フリーを恫喝した旅券返納命令 それでも行く

takase222015-03-29

急にテレビの調子がおかしくなり、スイッチが入らなくなった。
三菱電機のテレビの画面が突然消える障害が、きょう全国で発生したそうだが、うちのはシャープでこれとは関係ない。
テレビは商売道具なので、電器屋へ行った。
かみさんが、「安くなってる」と驚いている。40型が6〜7万円、展示品限りの特売で5万円。9年前ネットで買った32型は、最安値で17万円以上もしたそうだ。(よく覚えてるな)
日本のメーカーの製品とならんで、韓国のLGが展示されていたが、時代を感じる。

電器屋を出て向かいのスポーツ用品店を通りかかったら、「時間限定半額セールです!」との呼び込み。
店頭にランニングシューズがあり、急に「走ろう!」と思い立って物色した。ちょうどいいサイズがあり、定価が7千円。どうしようか迷っていると「半額セールはあと3分です!」。その声に押されて買ってしまった。
で、雨模様のどんよりした天気だったが、さっそく走ってみる。ちょっと走ってはタラタラ歩くを繰り返して1時間ほど春の花をながめながらジョギング。
コブシはもう散り始め、国立駅前の桜は7分咲きか。ユキヤナギが盛りとばかりに咲いていた。
・・・・・・
報道特集」で、フリージャーナリストの遠藤正雄さんのコバニ(シリアのクルド民族の町)取材を放送したが、この取材には覚悟が要った。
きのう書いたように、シリアに入ることを計画したフリーのカメラマンの旅券が取り上げられた。これは報道関係者、とくにフリーランスに対する「脅し」である。
後ろ盾を持たないフリーが、この旅券取り上げを見て、危険地取材を躊躇するのは当然だ。
海外取材の多い人にとっては、「失業」を意味し、飯の食い上げになる。

遠藤さんも家族のある身、いろいろ悩んだそうだ。
しかし、旅券返納命令が恐くて「行かない」となれば、実際に旅券を取り上げられて「行けない」というのと結果同じになってしまう。だったら、もう、覚悟して行こう・・・
遠藤さんはこう決断したのだという。

政府が旅券取り上げを正当化するために強調した「安全」とは、後藤健二さんのように「イスラム国」の人質になったりすることを防止するということだった。
コバニ現地には、クルド勢力の「プレスセンター」があり、次々に入ってくる外国人ジャーナリストの世話をしている。
プレスセンターの責任者は、「これまで500人の外国人ジャーナリストを迎え入れたが、事故は一件も起きていない。我々は組織的にジャーナリストを保護している。シリアの他の地域では、ジャーナリストが誘拐されたり、さまざまな事故が起きているが、ここは違う」と言っている。
つまり、コバニは、ジャーナリストが組織的に保護されているという意味で比較的「安全」なのだ。

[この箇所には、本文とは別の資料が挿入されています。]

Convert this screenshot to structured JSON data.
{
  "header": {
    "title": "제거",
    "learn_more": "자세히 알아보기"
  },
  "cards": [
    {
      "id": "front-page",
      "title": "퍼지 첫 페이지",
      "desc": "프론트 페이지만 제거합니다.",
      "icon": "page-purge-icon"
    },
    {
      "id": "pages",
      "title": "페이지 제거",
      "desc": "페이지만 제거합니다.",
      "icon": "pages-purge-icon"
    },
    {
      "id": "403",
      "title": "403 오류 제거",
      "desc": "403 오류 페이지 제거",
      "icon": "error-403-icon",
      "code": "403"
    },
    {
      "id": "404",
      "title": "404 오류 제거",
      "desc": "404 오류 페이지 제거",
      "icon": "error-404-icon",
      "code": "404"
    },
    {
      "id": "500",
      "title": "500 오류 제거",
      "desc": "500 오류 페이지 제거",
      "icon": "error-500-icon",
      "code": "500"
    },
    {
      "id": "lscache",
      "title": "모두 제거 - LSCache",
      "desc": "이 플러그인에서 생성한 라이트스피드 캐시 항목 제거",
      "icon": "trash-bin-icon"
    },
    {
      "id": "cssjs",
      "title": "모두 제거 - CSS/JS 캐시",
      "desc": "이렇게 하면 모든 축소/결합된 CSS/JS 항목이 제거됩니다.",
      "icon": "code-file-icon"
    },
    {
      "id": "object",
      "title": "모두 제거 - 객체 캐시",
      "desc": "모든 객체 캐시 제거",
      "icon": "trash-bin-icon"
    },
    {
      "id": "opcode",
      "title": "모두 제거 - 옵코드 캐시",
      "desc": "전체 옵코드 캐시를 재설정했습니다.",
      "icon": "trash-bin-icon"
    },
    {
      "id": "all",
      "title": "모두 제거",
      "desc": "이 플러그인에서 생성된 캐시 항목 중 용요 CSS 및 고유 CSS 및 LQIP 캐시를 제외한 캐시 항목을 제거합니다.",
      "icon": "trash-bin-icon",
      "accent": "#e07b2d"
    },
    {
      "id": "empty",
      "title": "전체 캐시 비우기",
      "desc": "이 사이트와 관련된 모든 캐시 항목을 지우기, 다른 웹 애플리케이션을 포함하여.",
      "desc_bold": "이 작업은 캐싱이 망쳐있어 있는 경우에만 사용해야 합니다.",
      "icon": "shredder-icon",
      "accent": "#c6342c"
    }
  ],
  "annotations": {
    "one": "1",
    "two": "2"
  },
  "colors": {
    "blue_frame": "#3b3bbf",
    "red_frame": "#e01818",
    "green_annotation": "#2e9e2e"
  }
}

(まだ完全には戦闘が終わっていないので、「イスラム国」側からの攻撃がないとはいえないし、有志国連合の「誤爆」の可能性も絶無とはいえないが)

こうした身の安全の判断は、個々のジャーナリストがするほうが、日本政府の安全情報より正確である。
500人もの外国人ジャーナリストが入り、現地の人々が「世界にこの悲惨を伝えてほしい」とジャーナリストを求めている現実の前に、日本の「旅券返納命令」の異様さが浮き立って見える。